On 11/12/21 2:37 PM, Sean Christopherson wrote:
On Fri, Nov 12, 2021, Borislav Petkov wrote:
On Fri, Nov 12, 2021 at 07:48:17PM +0000, Sean Christopherson wrote:
Yes, but IMO inducing a fault in the guest because of _host_ bug is wrong.


In the automatic change proposal, both the the host and a guest bug will cause a guest to get the #VC and then the guest can decide whether it wants to proceed or terminate. If it chooses to move, it can poison the page and log it for future examination.

What do you suggest instead?

Let userspace decide what is mapped shared and what is mapped private. The kernel
and KVM provide the APIs/infrastructure to do the actual conversions in a thread-safe
fashion and also to enforce the current state, but userspace is the control plane.

It would require non-trivial changes in userspace if there are multiple processes
accessing guest memory, e.g. Peter's networking daemon example, but it _is_ fully
solvable. The exit to userspace means all three components (guest, kernel,
and userspace) have full knowledge of what is shared and what is private. There
is zero ambiguity:

- if userspace accesses guest private memory, it gets SIGSEGV or whatever.
- if kernel accesses guest private memory, it does BUG/panic/oops[*]
- if guest accesses memory with the incorrect C/SHARED-bit, it gets killed.

This is the direction KVM TDX support is headed, though it's obviously still a WIP.


Just curious, in this approach, how do you propose handling the host kexec/kdump? If a kexec/kdump occurs while the VM is still active, the new kernel will encounter the #PF (RMP violation) because some pages are still marked 'private' in the RMP table.



And ideally, to avoid implicit conversions at any level, hardware vendors' ABIs
define that:

a) All convertible memory, i.e.

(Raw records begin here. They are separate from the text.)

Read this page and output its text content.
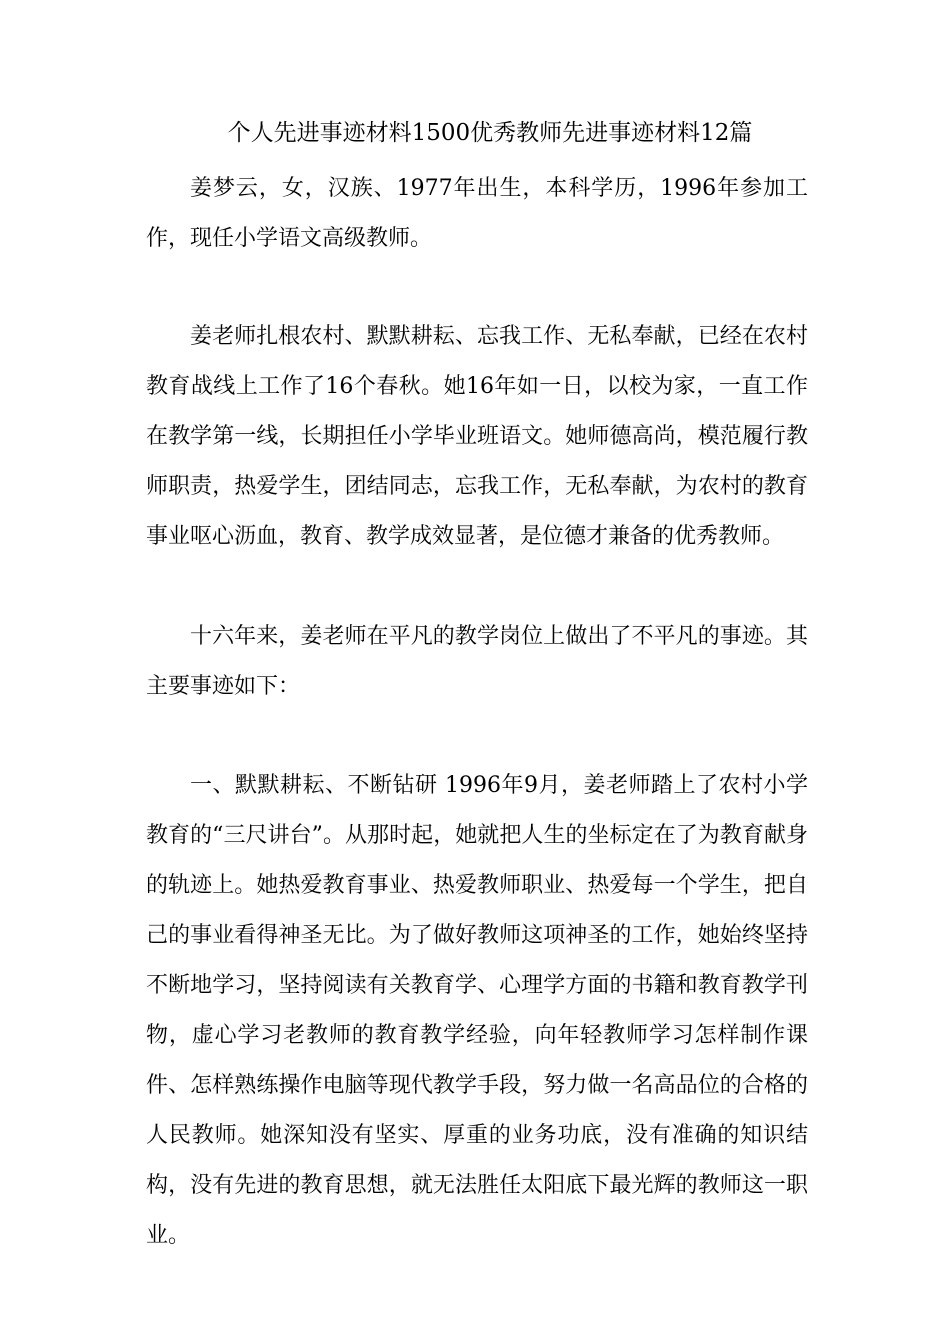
个人先进事迹材料1500优秀教师先进事迹材料12篇

姜梦云，女，汉族、1977年出生，本科学历，1996年参加工作，现任小学语文高级教师。

姜老师扎根农村、默默耕耘、忘我工作、无私奉献，已经在农村教育战线上工作了16个春秋。她16年如一日，以校为家，一直工作在教学第一线，长期担任小学毕业班语文。她师德高尚，模范履行教师职责，热爱学生，团结同志，忘我工作，无私奉献，为农村的教育事业呕心沥血，教育、教学成效显著，是位德才兼备的优秀教师。

十六年来，姜老师在平凡的教学岗位上做出了不平凡的事迹。其主要事迹如下：

一、默默耕耘、不断钻研 1996年9月，姜老师踏上了农村小学教育的“三尺讲台”。从那时起，她就把人生的坐标定在了为教育献身的轨迹上。她热爱教育事业、热爱教师职业、热爱每一个学生，把自己的事业看得神圣无比。为了做好教师这项神圣的工作，她始终坚持不断地学习，坚持阅读有关教育学、心理学方面的书籍和教育教学刊物，虚心学习老教师的教育教学经验，向年轻教师学习怎样制作课件、怎样熟练操作电脑等现代教学手段，努力做一名高品位的合格的人民教师。她深知没有坚实、厚重的业务功底，没有准确的知识结构，没有先进的教育思想，就无法胜任太阳底下最光辉的教师这一职业。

RAM, starts as private.
b) Conversions between private and shared must be done via explicit hypercall.

Without (b), userspace and thus KVM have to treat guest accesses to the incorrect
type as implicit conversions.

[*] Sadly, fully preventing kernel access to guest private is not possible with
TDX, especially if the direct map is left intact. But maybe in the future
TDX will signal a fault instead of poisoning memory and leaving a #MC mine.